The case shows that the ADR process is not a failsafe and raises the question of how much certainty a ruling from HMRC gives to taxpayers. It is concerning that the evidence of the HMRC mediator was set aside as unreliable, and therefore one of the points to take forward when considering an ADR process is the use of an independent mediator with the necessary VAT expertise.

Any organisations accounting for VAT on a similar basis to the TST ADR agreement, should review the position and take action accordingly.

Socrates Socratous of SOC VAT Consultants gave evidence on behalf of TST.

The Wakefield College case and ‘non-business’ for VAT

The Court of appeal has released its judgment in the case of Wakefield College v HMRC [2018] EWCA Civ 952.

This case has implications for all charities because it is about the VAT relief (a zero rate) applicable to the construction of new buildings for charities. The relief applies where a building is used for non-business purposes – “relevant charitable purpose”. Where any business use would be exempt, (for example education provided by charities), the charity will prefer its activities to be regarded as non-business so that it is not charged VAT which it cannot claim.

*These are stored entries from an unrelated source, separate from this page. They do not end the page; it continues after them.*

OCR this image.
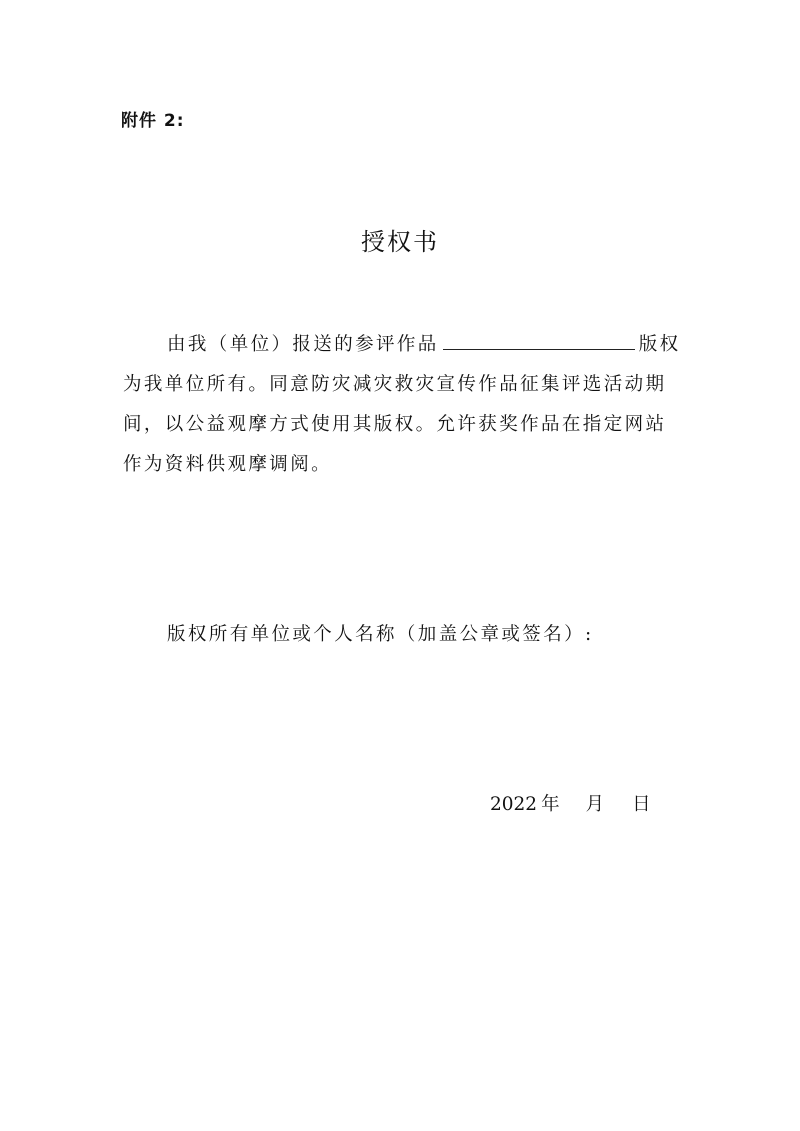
附件 2:
授权书
由我（单位）报送的参评作品	版权为我单位所有。同意防灾减灾救灾宣传作品征集评选活动期间，以公益观摩方式使用其版权。允许获奖作品在指定网站作为资料供观摩调阅。
版权所有单位或个人名称（加盖公章或签名）:
2022 年 月 日
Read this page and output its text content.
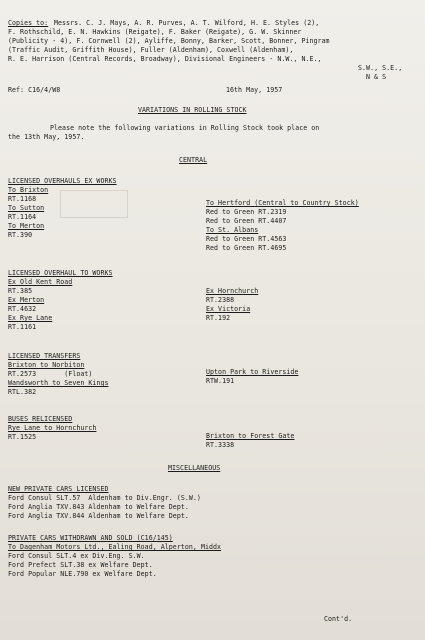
Copies to: Messrs. C. J. Mays, A. R. Purves, A. T. Wilford, H. E. Styles (2),
F. Rothschild, E. N. Hawkins (Reigate), F. Baker (Reigate), G. W. Skinner
(Publicity - 4), F. Cornwell (2), Ayliffe, Bonny, Barker, Scott, Bonner, Pingram
(Traffic Audit, Griffith House), Fuller (Aldenham), Coxwell (Aldenham),
R. E. Harrison (Central Records, Broadway), Divisional Engineers - N.W., N.E.,
S.W., S.E.,
N & S
Ref: C16/4/W8	16th May, 1957
VARIATIONS IN ROLLING STOCK
Please note the following variations in Rolling Stock took place on
the 13th May, 1957.
CENTRAL
LICENSED OVERHAULS EX WORKS
To Brixton
RT.1168
To Sutton
RT.1164
To Merton
RT.390
To Hertford (Central to Country Stock)
Red to Green RT.2319
Red to Green RT.4407
To St. Albans
Red to Green RT.4563
Red to Green RT.4695
LICENSED OVERHAUL TO WORKS
Ex Old Kent Road
RT.385
Ex Merton
RT.4632
Ex Rye Lane
RT.1161
Ex Hornchurch
RT.2388
Ex Victoria
RT.192
LICENSED TRANSFERS
Brixton to Norbiton
RT.2573       (Float)
Wandsworth to Seven Kings
RTL.382
Upton Park to Riverside
RTW.191
BUSES RELICENSED
Rye Lane to Hornchurch
RT.1525	Brixton to Forest Gate
RT.3338
MISCELLANEOUS
NEW PRIVATE CARS LICENSED
Ford Consul SLT.57  Aldenham to Div.Engr. (S.W.)
Ford Anglia TXV.843 Aldenham to Welfare Dept.
Ford Anglia TXV.844 Aldenham to Welfare Dept.
PRIVATE CARS WITHDRAWN AND SOLD (C16/145)
To Dagenham Motors Ltd., Ealing Road, Alperton, Middx
Ford Consul SLT.4 ex Div.Eng. S.W.
Ford Prefect SLT.38 ex Welfare Dept.
Ford Popular NLE.790 ex Welfare Dept.
Cont'd.
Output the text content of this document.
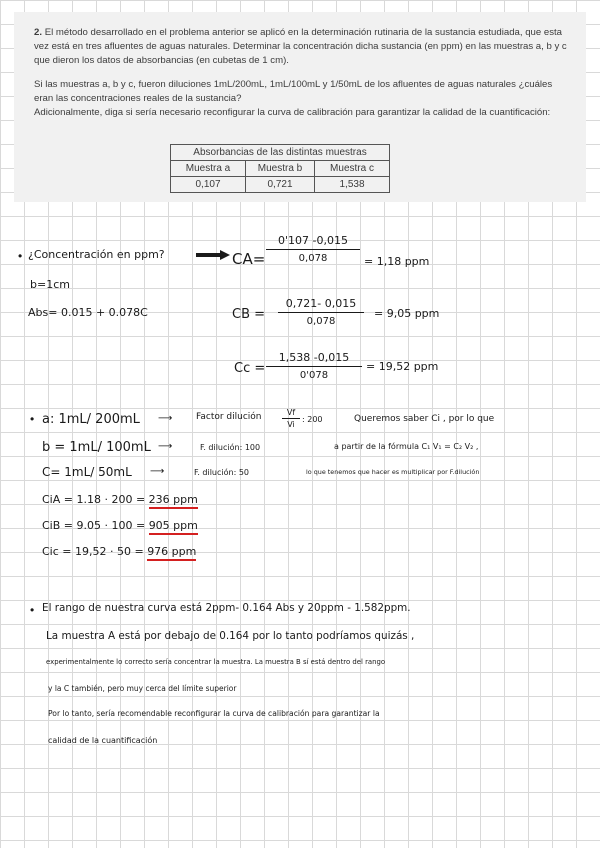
2. El método desarrollado en el problema anterior se aplicó en la determinación rutinaria de la sustancia estudiada, que esta vez está en tres afluentes de aguas naturales. Determinar la concentración dicha sustancia (en ppm) en las muestras a, b y c que dieron los datos de absorbancias (en cubetas de 1 cm).

Si las muestras a, b y c, fueron diluciones 1mL/200mL, 1mL/100mL y 1/50mL de los afluentes de aguas naturales ¿cuáles eran las concentraciones reales de la sustancia?

Adicionalmente, diga si sería necesario reconfigurar la curva de calibración para garantizar la calidad de la cuantificación:

Absorbancias de las distintas muestras		
Muestra a	Muestra b	Muestra c
0,107	0,721	1,538
• ¿Concentración en ppm?
b=1cm
Abs= 0.015 + 0.078C
$CA= \frac{0'107 -0,015}{0,078} = 1,18$ ppm
CB = $\frac{0,721- 0,015}{0,078} = 9,05$ ppm
$Cc = \frac{1,538 -0,015}{0'078} = 19,52$ ppm
• a: 1mL/ 200mL
b = 1mL/ 100mL
C= 1mL/ 50mL
⟶
⟶
⟶
Factor dilución	$\frac{Vf}{Vi}$ : 200
F. dilución: 100
F. dilución: 50
Queremos saber Ci , por lo que
a partir de la fórmula C₁ V₁ = C₂ V₂ ,
lo que tenemos que hacer es multiplicar por F.dilución
CiA = 1.18 · 200 = 236 ppm
CiB = 9.05 · 100 = 905 ppm
Cic = 19,52 · 50 = 976 ppm
• El rango de nuestra curva está 2ppm- 0.164 Abs y 20ppm - 1.582ppm.
La muestra A está por debajo de 0.164 por lo tanto podríamos quizás ,
experimentalmente lo correcto sería concentrar la muestra. La muestra B sí está dentro del rango
y la C también, pero muy cerca del límite superior
Por lo tanto, sería recomendable reconfigurar la curva de calibración para garantizar la
calidad de la cuantificación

The Court of Appeal decision in Longridge on the Thames [2016] EWCA Civ 930, in September 2016 appeared to establish that there is limited scope for ‘non-business’ charitable activity for the purposes of the ‘relevant charitable purpose’ test.  Longbridge claimed the key test was whether the charity’s ‘predominant concern’ was the making of supplies for a consideration. It argued that its policy of subsidised pricing and use of volunteers showed that it was predominantly concerned with providing access to sporting activity and not with ‘making supplies for a consideration’. But Longridge lost in the Court of Appeal – the court thought that neither predominant concern nor the quantum of the charges were relevant. At that time, however, the Wakefield case was still running.

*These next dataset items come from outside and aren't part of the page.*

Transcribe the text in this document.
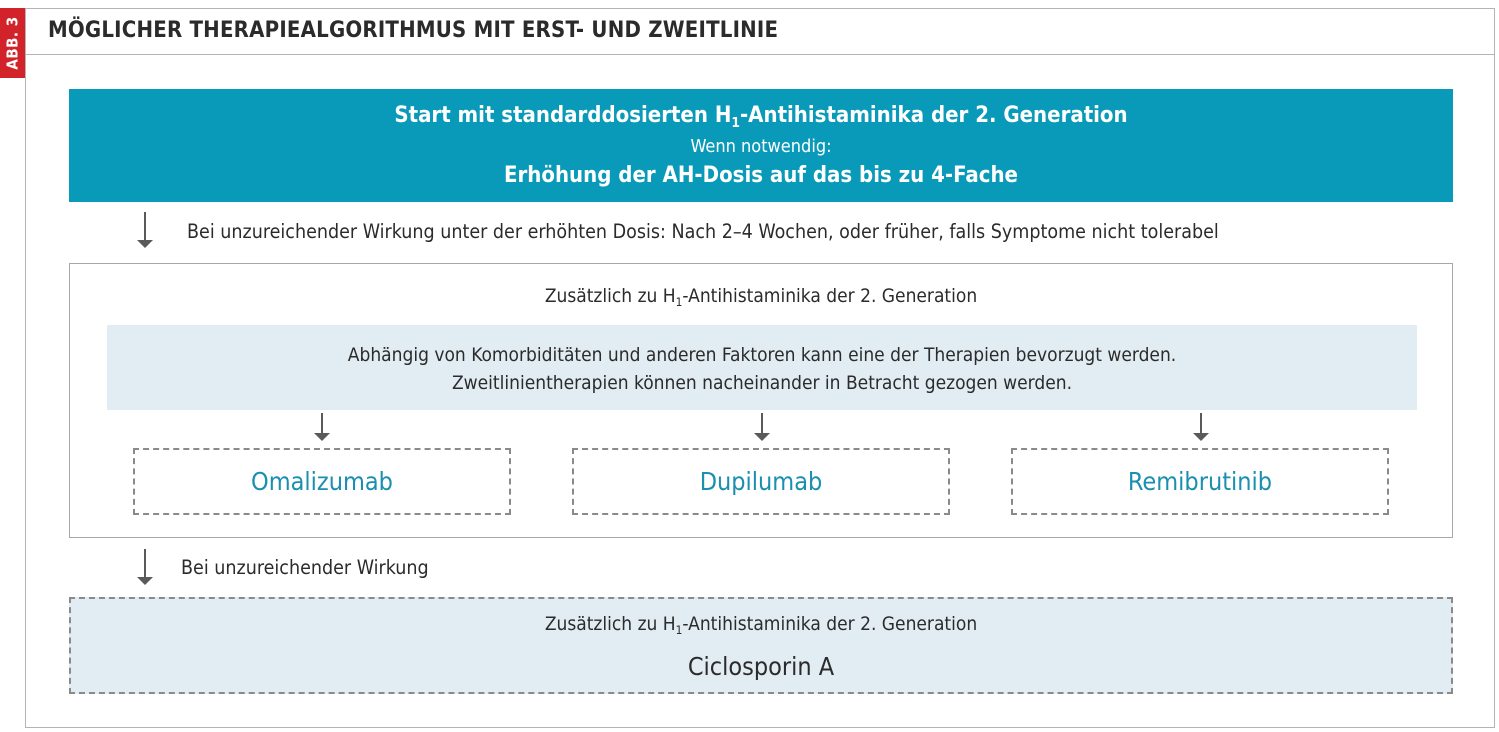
ABB. 3 MÖGLICHER THERAPIEALGORITHMUS MIT ERST- UND ZWEITLINIE
Start mit standarddosierten $H_1$-Antihistaminika der 2. Generation
Wenn notwendig:
Erhöhung der AH-Dosis auf das bis zu 4-Fache
Bei unzureichender Wirkung unter der erhöhten Dosis: Nach 2–4 Wochen, oder früher, falls Symptome nicht tolerabel
Zusätzlich zu $H_1$-Antihistaminika der 2. Generation
Abhängig von Komorbiditäten und anderen Faktoren kann eine der Therapien bevorzugt werden.
Zweitlinientherapien können nacheinander in Betracht gezogen werden.
Omalizumab	Dupilumab	Remibrutinib
Bei unzureichender Wirkung
Zusätzlich zu $H_1$-Antihistaminika der 2. Generation
Ciclosporin A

In Wakefield HMRC denied VAT relief for the new college building on the basis that more than 5% of the use would be ‘business’.  The issue was whether the provision of further education courses to students living locally who paid a fixed, but publicly subsidised fee, amounted to the carrying on of a business activity.

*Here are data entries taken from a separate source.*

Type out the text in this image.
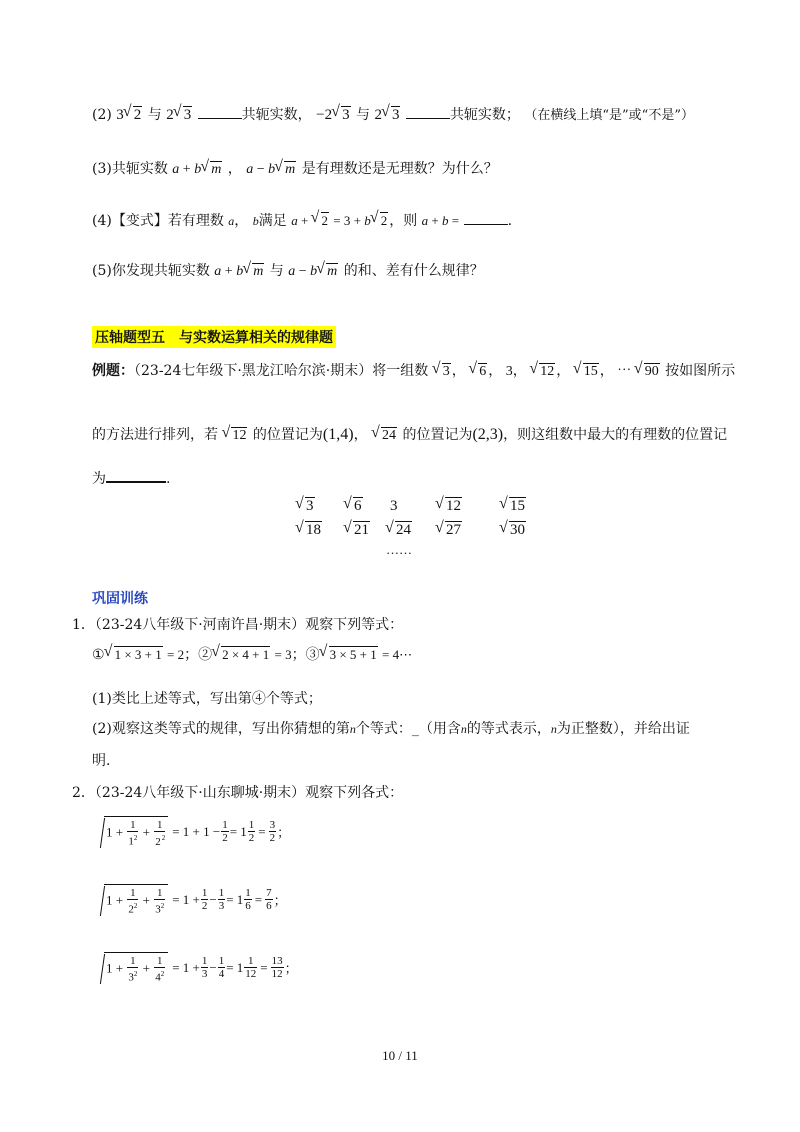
(2) 3 √ 2 与 2 √ 3	共轭实数， −2 √ 3 与 2 √ 3	共轭实数； （在横线上填“是”或“不是”）
(3)共轭实数 a + b √ m ， a − b √ m 是有理数还是无理数？为什么？
(4)【变式】若有理数 a， b满足 a + √ 2 = 3 + b √ 2 ，则 a + b =	.
(5)你发现共轭实数 a + b √ m 与 a − b √ m 的和、差有什么规律？
压轴题型五　与实数运算相关的规律题
例题：（23-24七年级下·黑龙江哈尔滨·期末）将一组数 √ 3 ， √ 6 ， 3， √ 12 ， √ 15 ， ⋯ √ 90 按如图所示
的方法进行排列，若 √ 12 的位置记为(1,4)， √ 24 的位置记为(2,3)，则这组数中最大的有理数的位置记
为	.
√ 3	√ 6 3	√ 12	√ 15
√ 18	√ 21	√ 24	√ 27	√ 30
……
巩固训练
1．（23-24八年级下·河南许昌·期末）观察下列等式：
① √ 1 × 3 + 1 = 2；② √ 2 × 4 + 1 = 3；③ √ 3 × 5 + 1 = 4⋯
(1)类比上述等式，写出第④个等式；
(2)观察这类等式的规律，写出你猜想的第n个等式：_（用含n的等式表示，n为正整数），并给出证
明.
2．（23-24八年级下·山东聊城·期末）观察下列各式：
$1 + \frac{1}{1^2} + 1$
$2^2 = 1 + 1 - \frac{1}{2} = 1 \frac{1}{2} = \frac{3}{2}$ ；
$1 + \frac{1}{2^2} + \frac{1}{3^2} = 1 + \frac{1}{2} - \frac{1}{3} = 1 \frac{1}{6} = \frac{7}{6}$ ；
$1 + \frac{1}{3^2} + \frac{1}{4^2} = 1 + \frac{1}{3} - \frac{1}{4} = 1 \frac{1}{12} = \frac{13}{12}$ ；
10 / 11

The College argued the subsidised courses were not “business” based on the CJEU decision of Finland, in which it was decided that means-tested payments, made by a minority of service users for legal advice, was not consideration because it relied on determining the means of the payer not the value of the service, and that was not a clear enough ‘link’ for the payment to be made ‘for’ the services.  This line of argument was later followed in the CJEU in Gemeente Borsele, where a municipal body charged parents for school transport, but only those travelling over a certain distance, and only to the extent families could pay, meaning it received only 3% of the actual cost of the service. The College argued that it, too, only charged a small percentage, and had kept fees low because of the economic circumstances of the local residents. It thus argued that despite charges being fixed for all qualifying applicants, this was a form of means testing, as in Finland and Gemeente Borsele, and it was therefore not receiving ‘consideration’ for these courses and thus not in ‘business’ to that extent.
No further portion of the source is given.